My mother’s puppy needed a name. Instead of the old-fashioned “Brownie” with which
my mom started calling him, I came to the rescue and baptized him with the
coolest name ever (next to Joey of course) — BudŐy.
BudŐy is the lead character of a primetime telenovela that revolves around the story of an autistic child born
out of the morally contested in vitro
fertilization procedure. BudŐy ends up
with a foster mother after he has been rejected by his image-conscious influential
family who apparently wants to get rid of the humiliation that his autism might
bring. Despite all these, BudŐy grows up as a wonderful person who
brings with him his contagious joy advising people to “Be happy, be BudŐy!” He shows his capability for a truly sincere and
enriching friendship. He endears his
foster mother with his sensitive love for her.
He inspires his fellow with his dream and drive to become better and little
brighter. He has been deprived of a lot
of things in life but he has got what it takes to warm people’s hearts.
This is inspiring. It’s so easy to wallow in the mud of self-pity
when life seems to be unfair. BudŐy
stands for a person who has been given less in life but does not succumb to the
temptation of defeat. Instead, he rises
above the seeming unfairness of life by capitalizing whatever little he has
got.
Today’s gospel is the Parable of the Talents (Mt. 25:14-30). Three
servants are entrusted with five, two, and one talent respectively to be
invested in the master’s absence. Talent was the largest unit of currency
known at that time. Other translations
render a talent as a thousand silver pieces.
Hence, the first servant is entrusted with five thousand silver pieces,
the second with two thousand, the third with one thousand silver pieces. Today we understand talents as some skills
and personal qualities we are gifted with.
While the parable does not intend to legitimize, much less glorify, the
inequalities in life, it instructs us about our sense of responsibility
especially in view of the final accounting at the end of time. We are accountable to our Master. Our accountability is in direct proportion to
the abilities with which we have been entrusted.
Much is expected from whom much is given. Hence, the master in the parable is happy
with the first two servants who manage to double the amount they have entrusted
with. But while the master does not expect much from him who has been given
very little, he still expects at least whatever enterprising spirit that could
be harnessed with whatever little resources made available. Hence, the third servant who just buried his
talent out of his negative notion of his master is rightly met with his master’s
anger and punishment.
Despite a long history of struggle for social revolution, the
world remains the same. The divide
between the haves and have-nots are gaping still like a wide sarcastic smile taunting
the sacrifices made by agents of change in the name of egalitarian ideals. The more the disparity becomes glaring today
when the name of the game is global competition. Only the haves can possibly compete. The have-nots are marginalized. Will we ever live to see the ideals of
equality actually put in place? Certainly not in this generation. But we continue to hope.
The hope for change begins in our hearts. We can better speak of a revolution from the
heart. To the haves, those given with a
lot more “talents” than the others, in the spirit of the parable’s message of accountability,
the revolution begins by dismantling all inner value systems that support an insatiable
individualistic greed. From its rubble,
the haves are morally obligated to put up the value systems of social
responsibility, equitable justice, and even charity. Without this interior change, any attempt for
structural change in this world will most likely end up with new external forms
but with the same old vicious intentions.

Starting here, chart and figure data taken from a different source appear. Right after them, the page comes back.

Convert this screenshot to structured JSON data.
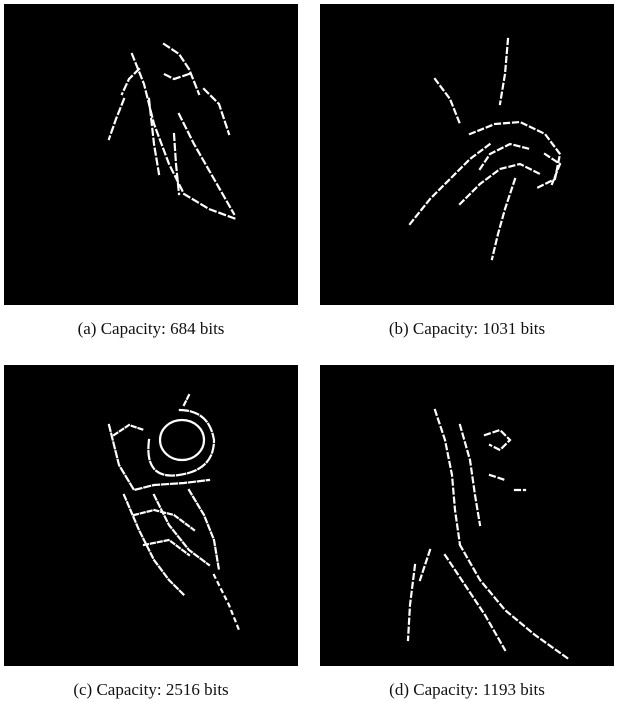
{
  "figure": {
    "panels": [
      {
        "label": "(a)",
        "caption": "Capacity: 684 bits"
      },
      {
        "label": "(b)",
        "caption": "Capacity: 1031 bits"
      },
      {
        "label": "(c)",
        "caption": "Capacity: 2516 bits"
      },
      {
        "label": "(d)",
        "caption": "Capacity: 1193 bits"
      }
    ]
  }
}
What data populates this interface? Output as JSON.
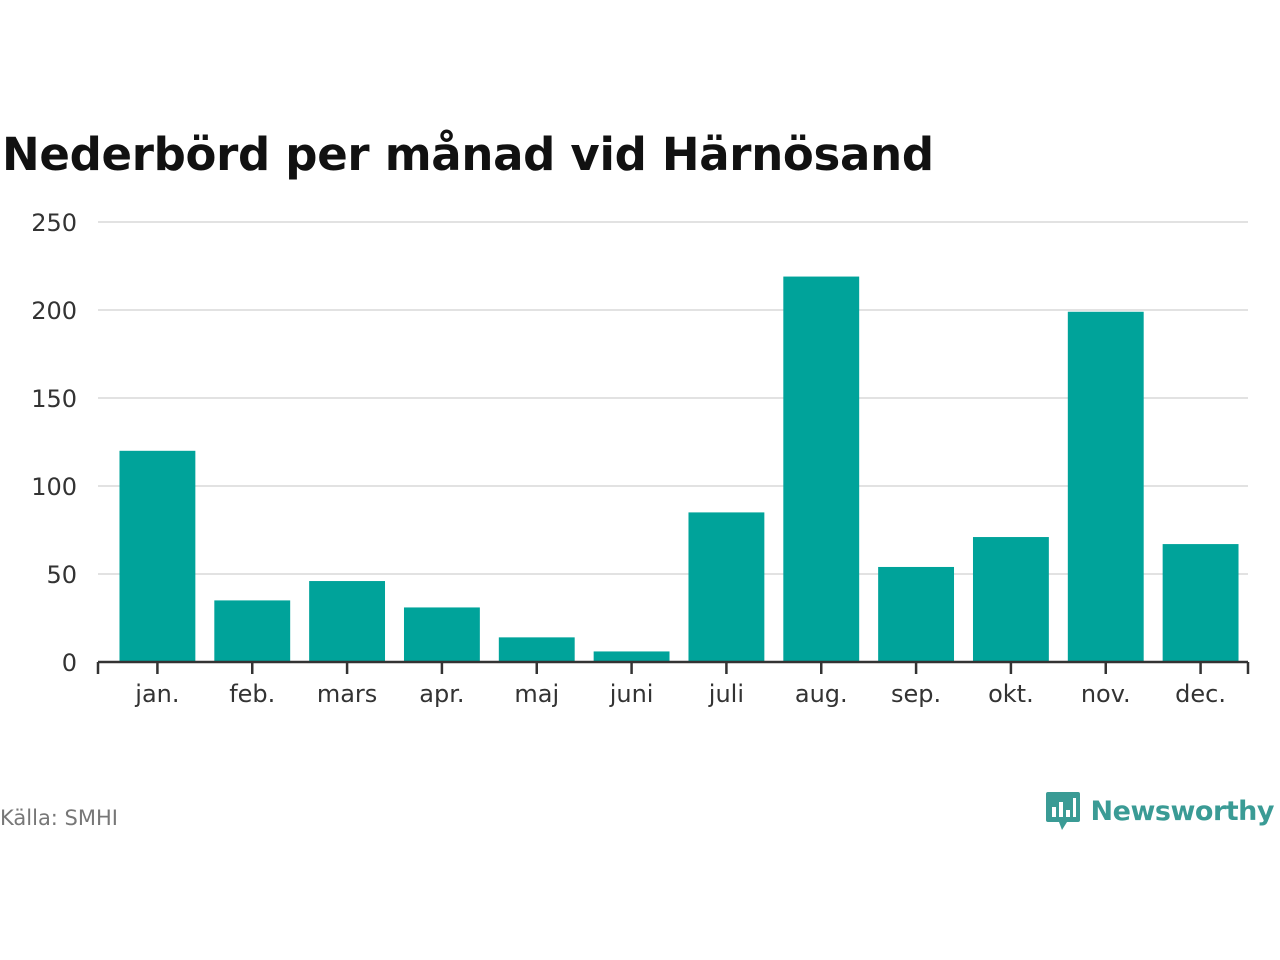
{
  "chart_title": "Nederbörd per månad vid Härnösand",
  "source": "Källa: SMHI",
  "brand": "Newsworthy",
  "colors": {
    "bar": "#00a39a",
    "brand": "#3a9b95"
  },
  "chart_data": {
    "type": "bar",
    "title": "Nederbörd per månad vid Härnösand",
    "xlabel": "",
    "ylabel": "",
    "categories": [
      "jan.",
      "feb.",
      "mars",
      "apr.",
      "maj",
      "juni",
      "juli",
      "aug.",
      "sep.",
      "okt.",
      "nov.",
      "dec."
    ],
    "values": [
      120,
      35,
      46,
      31,
      14,
      6,
      85,
      219,
      54,
      71,
      199,
      67
    ],
    "ylim": [
      0,
      250
    ],
    "yticks": [
      0,
      50,
      100,
      150,
      200,
      250
    ],
    "grid": true,
    "legend": "none"
  }
}
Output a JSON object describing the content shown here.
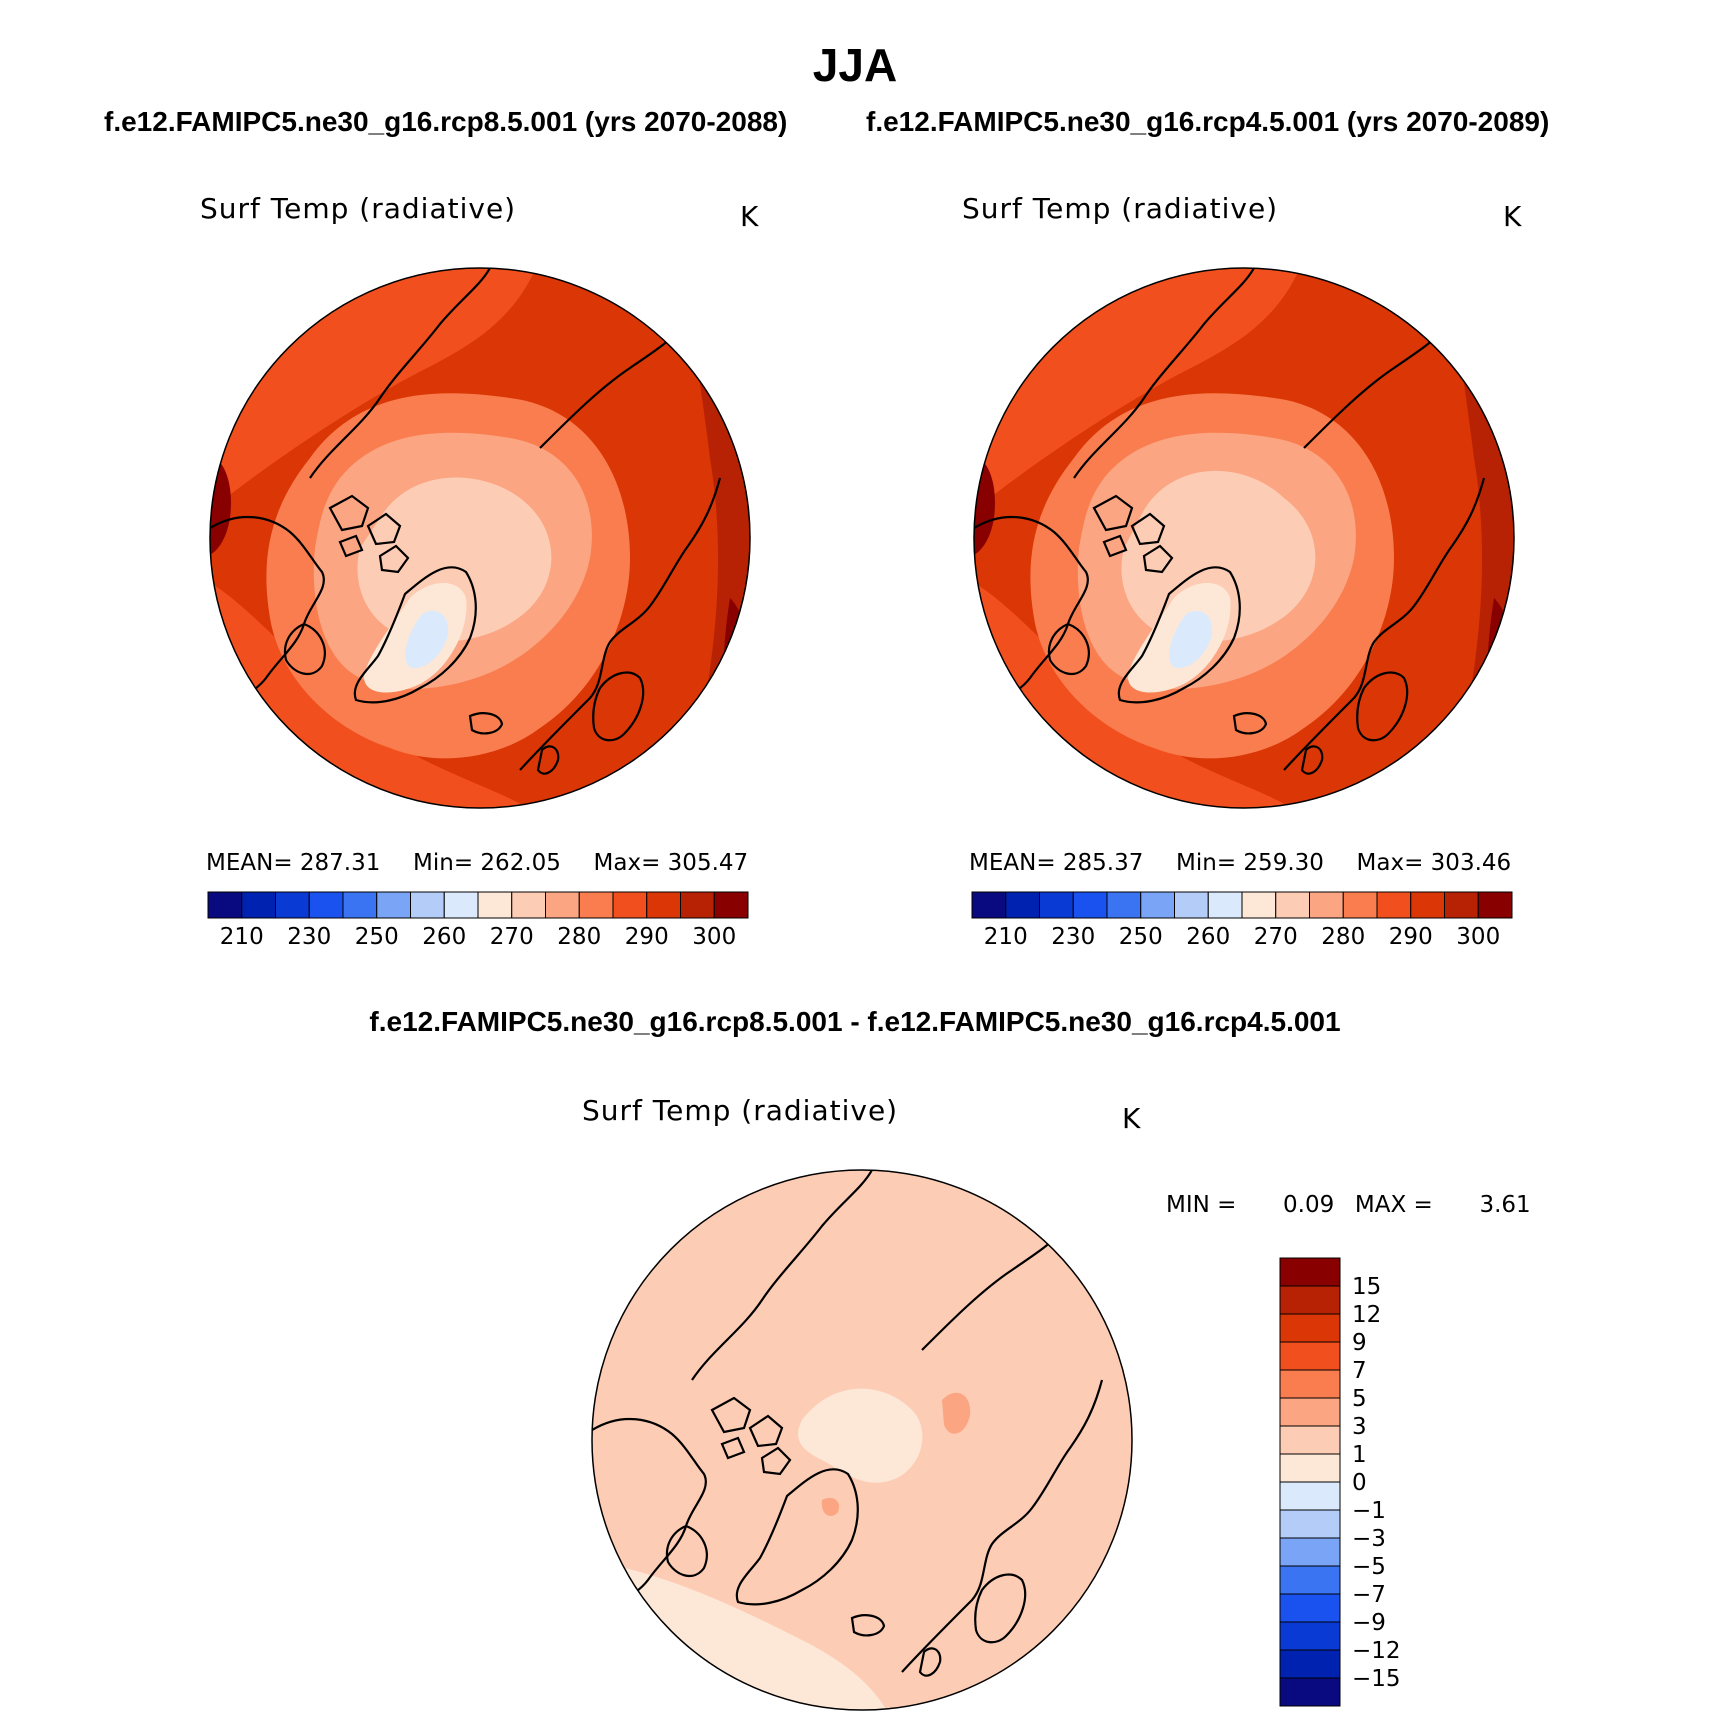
{
  "title": "JJA",
  "subtitles": {
    "left": "f.e12.FAMIPC5.ne30_g16.rcp8.5.001 (yrs 2070-2088)",
    "right": "f.e12.FAMIPC5.ne30_g16.rcp4.5.001 (yrs 2070-2089)"
  },
  "diff_title": "f.e12.FAMIPC5.ne30_g16.rcp8.5.001 - f.e12.FAMIPC5.ne30_g16.rcp4.5.001",
  "panels": [
    {
      "variable": "Surf Temp (radiative)",
      "units": "K",
      "mean_label": "MEAN=",
      "mean": "287.31",
      "min_label": "Min=",
      "min": "262.05",
      "max_label": "Max=",
      "max": "305.47"
    },
    {
      "variable": "Surf Temp (radiative)",
      "units": "K",
      "mean_label": "MEAN=",
      "mean": "285.37",
      "min_label": "Min=",
      "min": "259.30",
      "max_label": "Max=",
      "max": "303.46"
    },
    {
      "variable": "Surf Temp (radiative)",
      "units": "K",
      "min_label": "MIN =",
      "min": "0.09",
      "max_label": "MAX =",
      "max": "3.61"
    }
  ],
  "colorbar_abs": {
    "labels": [
      "210",
      "230",
      "250",
      "260",
      "270",
      "280",
      "290",
      "300"
    ],
    "colors": [
      "#0a0a80",
      "#0022b0",
      "#0a3ad4",
      "#1a52f0",
      "#3a74f2",
      "#7aa4f6",
      "#b4ccf8",
      "#daeafc",
      "#fde8d8",
      "#fdccb4",
      "#fba582",
      "#f97d4e",
      "#f1501e",
      "#db3606",
      "#b82204",
      "#880000"
    ]
  },
  "colorbar_diff": {
    "labels": [
      "15",
      "12",
      "9",
      "7",
      "5",
      "3",
      "1",
      "0",
      "−1",
      "−3",
      "−5",
      "−7",
      "−9",
      "−12",
      "−15"
    ],
    "colors": [
      "#880000",
      "#b82204",
      "#db3606",
      "#f1501e",
      "#f97d4e",
      "#fba582",
      "#fdccb4",
      "#fde8d8",
      "#daeafc",
      "#b4ccf8",
      "#7aa4f6",
      "#3a74f2",
      "#1a52f0",
      "#0a3ad4",
      "#0022b0",
      "#0a0a80"
    ]
  }
}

To the have-nots, the inner change will have to begin with
dismantling the defeatist outlook that subscribes to the helpless consignment
of the poor and the less fortunate to their pitiful plight forever and ever. The have-nots have to believe in their
dignity, have to strengthen self-respect, and harness their innate capacity to
rise above this seeming unfairness of life.
God is not happy with “worthless, lazy lout.”
But God must be very proud of BudŐy.